Doença silenciosa ainda é subdiagnosticada e exige atenção para preservar a fertilidade
A
endometriose, condição em que o tecido semelhante ao endométrio cresce fora do
útero, atinge cerca de 10% das mulheres em idade reprodutiva no mundo — o que
representa mais de 190 milhões de pessoas, segundo estimativas de organizações
de saúde. No Brasil, a realidade não é diferente, e um dos principais desafios
está no diagnóstico tardio, que pode levar anos para acontecer.
Além
da dor intensa no abdome e dos impactos na qualidade de vida, a doença também
está diretamente ligada à dificuldade para engravidar. Estima-se que entre 30%
e 50% das mulheres com endometriose enfrentem algum grau de infertilidade. Isso
ocorre porque a condição pode causar inflamações, aderências e alterações nos
órgãos reprodutivos, dificultando a fecundação.
Embora
a dor pélvica seja o sinal mais característico, a endometriose pode se
manifestar de diversas formas frequentemente subestimadas. Entre os sintomas
destacam-se alguns como: dor durante a relação sexual; dor pélvica crônica que
persiste fora do período menstrual, dor em membros inferiores, mais comum na
perda esquerda, alterações do hábito intestinal ou urinário durante o ciclo e
fadiga crônica acentuada.
A
médica ginecologista e docente do curso de Medicina da Afya Centro
Universitário de Pato Branco, Dra. Nataly Campos, pontua que é importante
ressaltar que a intensidade da dor não é, necessariamente, proporcional ao
estágio da doença.
“Pequenas
lesões de endometriose podem causar dores incapacitantes a depender da
localização na pelve e abdome, enquanto lesões mais extensas podem, em casos
raros, serem assintomáticas”, comenta a médica.
A
Dra. destaca que o diagnóstico tardio é um dos maiores obstáculos para o
tratamento.
“Muitas
mulheres normalizam cólicas intensas e acabam demorando para buscar ajuda.

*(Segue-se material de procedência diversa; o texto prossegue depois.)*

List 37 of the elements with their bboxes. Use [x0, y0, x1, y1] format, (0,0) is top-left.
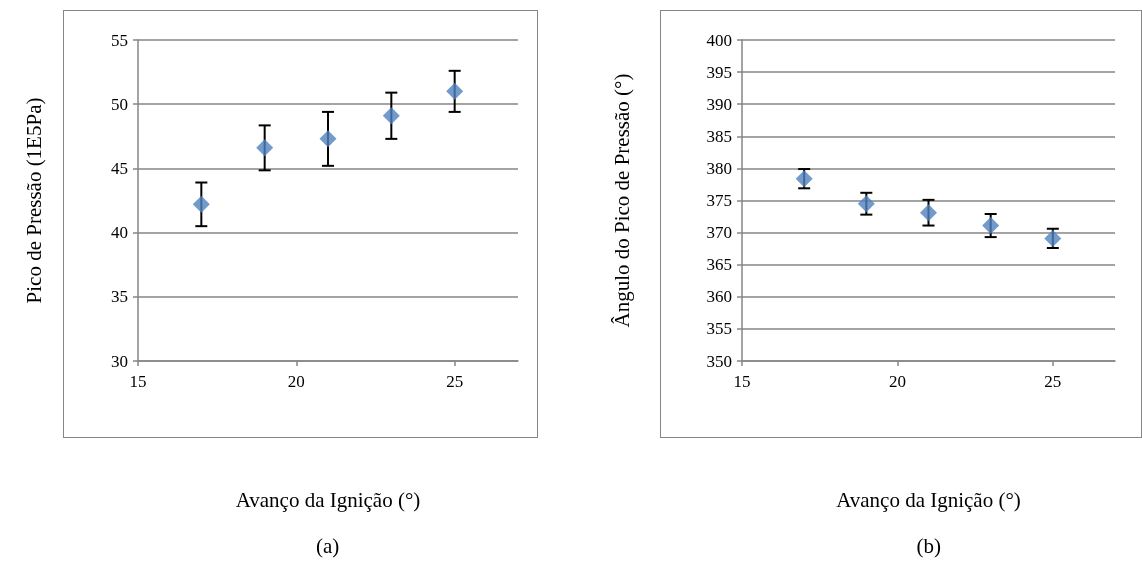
y-tick-label: 35 — [111, 287, 128, 307]
y-tick-label: 365 — [706, 255, 732, 275]
x-axis-title: Avanço da Ignição (°) — [836, 487, 1021, 512]
y-tick-label: 350 — [706, 351, 732, 371]
y-tick-label: 385 — [706, 126, 732, 146]
x-tick-label: 15 — [733, 372, 751, 391]
x-tick-label: 20 — [888, 372, 906, 391]
y-tick-label: 55 — [111, 30, 128, 50]
point — [192, 195, 210, 213]
y-tick-label: 390 — [706, 94, 732, 114]
y-tick-label: 380 — [706, 158, 732, 178]
point — [857, 195, 875, 213]
point — [982, 217, 1000, 235]
y-tick-label: 30 — [111, 351, 128, 371]
y-tick-label: 355 — [706, 319, 732, 339]
y-tick-label: 50 — [111, 94, 128, 114]
y-tick-label: 40 — [111, 223, 128, 243]
point — [319, 130, 337, 148]
y-axis-title: Pico de Pressão (1E5Pa) — [21, 97, 46, 304]
y-tick-label: 400 — [706, 30, 732, 50]
x-tick-label: 25 — [446, 372, 464, 391]
x-tick-label: 15 — [129, 372, 147, 391]
y-tick-label: 45 — [111, 158, 128, 178]
point — [256, 139, 274, 157]
x-tick-label: 20 — [287, 372, 305, 391]
x-axis-title: Avanço da Ignição (°) — [235, 487, 421, 512]
y-tick-label: 395 — [706, 62, 732, 82]
text: (b) — [916, 533, 941, 558]
point — [920, 204, 937, 222]
point — [382, 107, 400, 125]
point — [446, 82, 464, 100]
y-tick-label: 360 — [706, 287, 732, 307]
x-tick-label: 25 — [1044, 372, 1062, 391]
text: (a) — [316, 533, 340, 558]
y-tick-label: 370 — [706, 223, 732, 243]
y-tick-label: 375 — [706, 191, 732, 210]
y-axis-title: Ângulo do Pico de Pressão (°) — [609, 73, 634, 328]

Quando a endometriose é identificada, em vários casos já está em estágio
avançado, o que pode reduzir as chances de uma gestação espontânea”, alerta a
Dra. Nataly.
Tratamento
Apesar
dos desafios, de acordo com a médica, o acompanhamento médico é fundamental
para preservar a fertilidade e definir o melhor tratamento.
“O
controle clínico inicial, geralmente, envolve o uso de terapias hormonais, como
anticoncepcionais orais combinados, progestagênios, DIUs hormonais ou análogos
do GnRH, que visam suspender a menstruação e reduzir a atividade inflamatória
da endometriose”, comenta a Dra. Nataly.
Já
em quadros com dor severa ou quando há comprometimento de órgãos adjacentes
(como intestino ou bexiga), o tratamento cirúrgico, preferencialmente por via
laparoscópica minimamente invasiva é indicado para a remoção completa das
lesões, o que chamamos de cirurgia em bloco, e restauração da anatomia pélvica.
“Para
mulheres que desejam gestar e enfrentam infertilidade, técnicas de reprodução
assistida como a fertilização in vitro (FIV), tornam-se aliados estratégicos,
especialmente após a otimização do ambiente pélvico pelo tratamento clínico ou
cirúrgico”, complementa a Dra. Nataly, médica ginecologista.
A
Dra. ressalta ainda que cada caso deve ser avaliado de forma individual.
“Existem opções que vão desde o controle clínico até procedimentos cirúrgicos e
técnicas de reprodução assistida, que podem aumentar significativamente as
chances de gravidez e melhorar a qualidade de vida da mulher”, pontua a médica
ginecologista.
Para
ela, o avanço da informação e o acesso a um diagnóstico adequado são apontados
como aliados importantes na redução dos impactos da doença.
“Identificar os sintomas precocemente pode fazer a diferença não apenas na qualidade de vida, mas também na realização do desejo de se tornar mãe”, finaliza a Dra. Nataly, ginecologista e docente do curso de Medicina da Afya Centro Universitário de Pato Branco.